Oitava questão: por que não prevê o Governo na lei orgânica a existência de um código deontológico da actuação policial, a aprovar por diploma próprio, ouvidas as associações representativas dos profissionais da PSP? Como se explica que o Governo faça tábua rasa de uma questão essencial para a política de segurança interna como é a do relacionamento entre os polícias e os cidadãos? Ignora o Governo que a criação de um clima de confiança entre as populações e as polícias é inseparável de um relacionamento dos polícias com os cidadãos pautado pelo respeito por regras deontológicas?
Estas não são questões menores e embora reconhecendo uma diferença substancial, em diversos aspectos, entre o que agora é proposto pelo Governo e o que foi aprovado em 1994, designadamente quanto aos direitos de participação dos profissionais da PSP, e que explica a óbvia oposição do PSD a uma proposta que é muito menos retrógrada do que foi a sua, importa afirmar a clara demarcação do PCP quanto a soluções que ficam aquém do desejável para quem, como nós, defenda uma organização policial moderna e respeitadora dos direitos fundamentais dos cidadãos dos cidadãos que a polícia serve com a sua acção e dos cidadãos que profissionalmente a integram.
Sr.

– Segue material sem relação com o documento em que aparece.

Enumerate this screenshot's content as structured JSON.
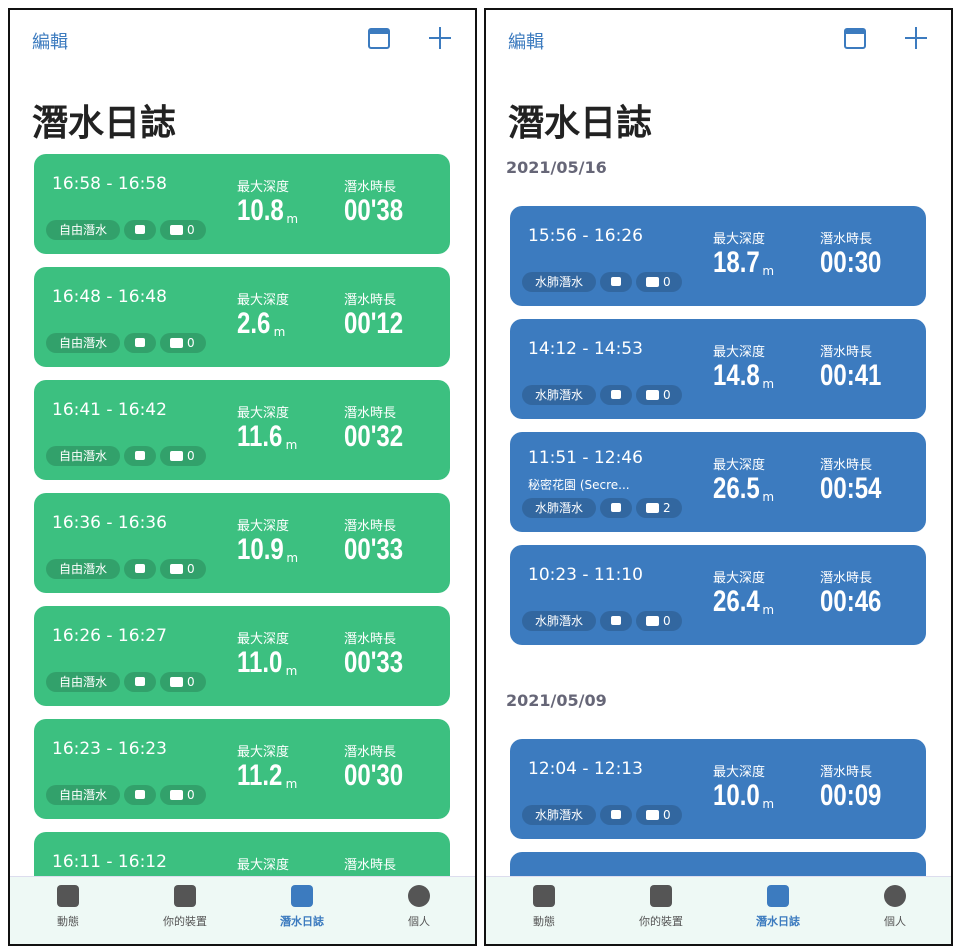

Presidente, Srs. Membros do Governo, Srs. Deputados: Estão hoje também em discussão dois projectos de lei do PCP directamente relacionados com a lei orgânica da PSP e que, como já referi, foram apresentados logo no início da presente legislatura, com o objectivo de alterar as disposições mais graves do Decreto-Lei n.º 321/94, que ainda hoje vigora. As propostas constantes destes projectos de lei retomam, em larga medida, as propostas que o PCP havia apresentado na anterior legislatura, em sede de ratificação da lei orgânica da PSP, que oportunamente suscitou.
Referem-se estes projectos de lei, respectivamente, à composição do Conselho Superior de Polícia e do ainda chamado Conselho Superior de Justiça e Disciplina da PSP e à consagração de novos direitos e compensações para os profissionais desta força de segurança.
A Lei Orgânica da PSP prevê a existência de dois conselhos consultivos a funcionar junto do Comandante Geral: o Conselho Superior
dê Polícia e o Conselho Superior de Justiça e Disciplina. Estes conselhos, apesar da sua natureza exclusivamente consultiva, possuem a competência de se pronunciar sobre assuntos de enorme importância para a PSP, como sejam assuntos de natureza técnico-policial, assuntos relativos à melhoria das condições de prestação do serviço, todos os assuntos que afectem o moral e o bem-estar do pessoal ou relativos à matéria de justiça e disciplina na PSP. Sucede, porém, que tais conselhos têm uma composição onde avulta uma esmagadora maioria de membros por inerência ou nomeados pelo Comandante Geral, que os tornam meras extensões do Comando, sendo reduzida ao mínimo a participação de membros eleitos pelos profissionais da PSP.
Torna-se evidente que a indispensável modernização da PSP e o aperfeiçoamento substancial dos mecanismos de participação dos profissionais que lhe deve corresponder é incompatível com a composição e o modo de designação dos membros dos conselhos consultivos que ainda hoje prevalecem na lei orgânica desta força de segurança.